Si l'on détaille par pays de destination en 2015, on constate que les États-Unis caracolent en tête du classement avec près de 214 000 Français résidant dans ce pays. Les pays européens frontaliers de la France ne sont pas en reste puisqu’on retrouve la Belgique, l’Espagne, le Royaume-Uni et la Suisse en tête des destinations d’expatriation favorite. Aucun pays à « faible revenu » n’apparaît dans ce classement.

Si ce phénomène d’émigration devient de plus en plus préoccupant, il faut relever que la France n’est pas le pays développé le plus touché par le phénomène de fuite des cerveaux. En effet, alors qu’environ 3 % des actifs français ont émigré à l’étranger, ce taux grimpe à près de 4 % en Corée du Sud, en Allemagne et en Italie. Le champion toutes catégories reste le Royaume-Uni, avec 6,5 % de sa population active résidant à l’étranger. Par contraste, les États-Unis ou le Japon ont un taux d’émigration extrêmement faible d’environ 0,5 % chacun.

Une immigration majoritairement légale

La quasi-totalité de la population immigrée en France est une immigration légale (1). Les titres de séjours en France sont délivrés pour 4 motifs principaux : les motifs économiques (travail), familiaux (rejoindre un conjoint installé en France), étudiants et enfin les motifs humanitaires (réfugiés).

La délivrance de titres de séjours pour motifs familiaux ou d’étude sont les deux plus importantes avec un tiers chacune des 280 000 demandes de titres de séjour accordées en 2019. Les motifs de travail ainsi que les motifs humanitaires représentaient pour chacun 15 % des délivrances de titres de séjours.

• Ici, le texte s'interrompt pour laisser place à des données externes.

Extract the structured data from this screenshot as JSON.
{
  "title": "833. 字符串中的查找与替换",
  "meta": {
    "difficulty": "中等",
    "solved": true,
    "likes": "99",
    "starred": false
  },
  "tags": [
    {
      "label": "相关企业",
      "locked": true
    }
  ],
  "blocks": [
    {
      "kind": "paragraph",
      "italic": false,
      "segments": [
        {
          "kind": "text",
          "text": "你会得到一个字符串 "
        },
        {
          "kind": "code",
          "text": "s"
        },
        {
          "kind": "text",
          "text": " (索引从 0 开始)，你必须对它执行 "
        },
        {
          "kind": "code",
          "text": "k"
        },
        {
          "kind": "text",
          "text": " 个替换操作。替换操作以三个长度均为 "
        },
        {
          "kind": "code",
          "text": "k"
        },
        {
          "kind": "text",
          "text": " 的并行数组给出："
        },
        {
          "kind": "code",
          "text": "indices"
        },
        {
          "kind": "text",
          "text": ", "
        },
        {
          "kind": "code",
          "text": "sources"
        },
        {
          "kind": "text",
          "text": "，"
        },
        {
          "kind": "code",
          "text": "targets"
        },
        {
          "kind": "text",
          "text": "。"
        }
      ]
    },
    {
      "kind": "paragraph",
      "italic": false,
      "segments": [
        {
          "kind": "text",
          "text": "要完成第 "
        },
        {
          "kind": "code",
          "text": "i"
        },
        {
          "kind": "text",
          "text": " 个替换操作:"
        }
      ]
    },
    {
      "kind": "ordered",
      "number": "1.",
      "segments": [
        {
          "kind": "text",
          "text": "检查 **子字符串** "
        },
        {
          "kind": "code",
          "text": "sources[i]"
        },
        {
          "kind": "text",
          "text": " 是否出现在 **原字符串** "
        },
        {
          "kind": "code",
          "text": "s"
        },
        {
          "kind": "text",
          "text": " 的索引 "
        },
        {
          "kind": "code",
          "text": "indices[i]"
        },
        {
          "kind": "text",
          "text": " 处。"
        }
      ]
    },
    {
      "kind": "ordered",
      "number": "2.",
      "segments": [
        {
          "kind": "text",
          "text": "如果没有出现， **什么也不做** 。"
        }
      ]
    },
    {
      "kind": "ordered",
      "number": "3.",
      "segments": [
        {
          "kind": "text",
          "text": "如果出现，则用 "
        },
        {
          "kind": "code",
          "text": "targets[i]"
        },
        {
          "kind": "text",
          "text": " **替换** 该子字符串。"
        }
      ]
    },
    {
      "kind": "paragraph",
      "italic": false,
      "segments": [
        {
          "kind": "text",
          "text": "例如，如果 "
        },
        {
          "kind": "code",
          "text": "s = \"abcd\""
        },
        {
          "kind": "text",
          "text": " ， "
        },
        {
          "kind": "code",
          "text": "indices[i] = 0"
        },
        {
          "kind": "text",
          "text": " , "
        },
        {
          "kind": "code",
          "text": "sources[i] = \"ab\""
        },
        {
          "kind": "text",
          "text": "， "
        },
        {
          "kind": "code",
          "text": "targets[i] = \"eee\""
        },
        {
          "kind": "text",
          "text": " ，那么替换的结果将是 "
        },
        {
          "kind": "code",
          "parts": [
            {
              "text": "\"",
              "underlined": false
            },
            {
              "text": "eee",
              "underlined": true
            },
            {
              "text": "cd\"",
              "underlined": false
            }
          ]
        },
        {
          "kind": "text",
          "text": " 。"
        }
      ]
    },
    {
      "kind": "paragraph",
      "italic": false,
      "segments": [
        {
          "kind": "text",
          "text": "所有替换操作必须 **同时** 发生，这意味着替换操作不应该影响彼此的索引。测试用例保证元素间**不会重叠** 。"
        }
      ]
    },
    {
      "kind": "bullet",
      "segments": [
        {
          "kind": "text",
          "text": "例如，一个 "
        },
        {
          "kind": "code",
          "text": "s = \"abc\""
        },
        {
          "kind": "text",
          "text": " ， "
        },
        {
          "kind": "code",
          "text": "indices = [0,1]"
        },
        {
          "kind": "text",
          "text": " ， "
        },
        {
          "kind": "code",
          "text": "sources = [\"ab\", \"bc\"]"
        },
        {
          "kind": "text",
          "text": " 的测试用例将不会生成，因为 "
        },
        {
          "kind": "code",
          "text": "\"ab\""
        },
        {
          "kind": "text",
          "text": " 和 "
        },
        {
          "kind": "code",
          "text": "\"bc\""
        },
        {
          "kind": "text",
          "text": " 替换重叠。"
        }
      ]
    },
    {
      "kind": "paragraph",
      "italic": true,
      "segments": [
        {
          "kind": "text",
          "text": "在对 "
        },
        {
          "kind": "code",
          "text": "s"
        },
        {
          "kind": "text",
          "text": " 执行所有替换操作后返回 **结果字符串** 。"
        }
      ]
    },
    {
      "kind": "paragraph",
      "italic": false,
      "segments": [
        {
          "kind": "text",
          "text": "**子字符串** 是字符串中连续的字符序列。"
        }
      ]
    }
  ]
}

Cependant, la délivrance du droit d’asile ne prend pas en compte l’ensemble des demandes d’asiles formulées auprès de l’OFPRA (Office français de protection des réfugiés et apatrides) et dont la majorité est rejetée par ce même office. Ces demandes s’élevaient à 133 000 en 2019 et 82 000 en 2020. Les nationalités les plus représentées dans ces demandes d’asiles en 2020 étaient l’Afghanistan avec près de 10 000 demandes, et 4 600 demandes pour les ressortissants de la Côte d’Ivoire, de la Guinée et du Bangladesh.

Si les demandes d’asiles sont rejetées par l’OFPRA et par « la cour d’appel » de l’OFPRA, la CNDA (Commission nationale du droit d’asile), alors les demandeurs se voient délivrer une Obligation de quitter le territoire français (OQTF). Si ces OQTF ne sont pas respectées, les migrants se trouvent dans une situation d’illégalité.

Les étrangers en situation illégale : un nombre stable

Les étrangers en situation illégale « détectés » en France représentent selon les chiffres d’Eurostat près de 100 000 personnes en 2020. Un nombre important de ces migrants illégaux correspond en fait aux « OQTF » non appliquées par des demandeurs d’asile déboutés par l’OFPRA.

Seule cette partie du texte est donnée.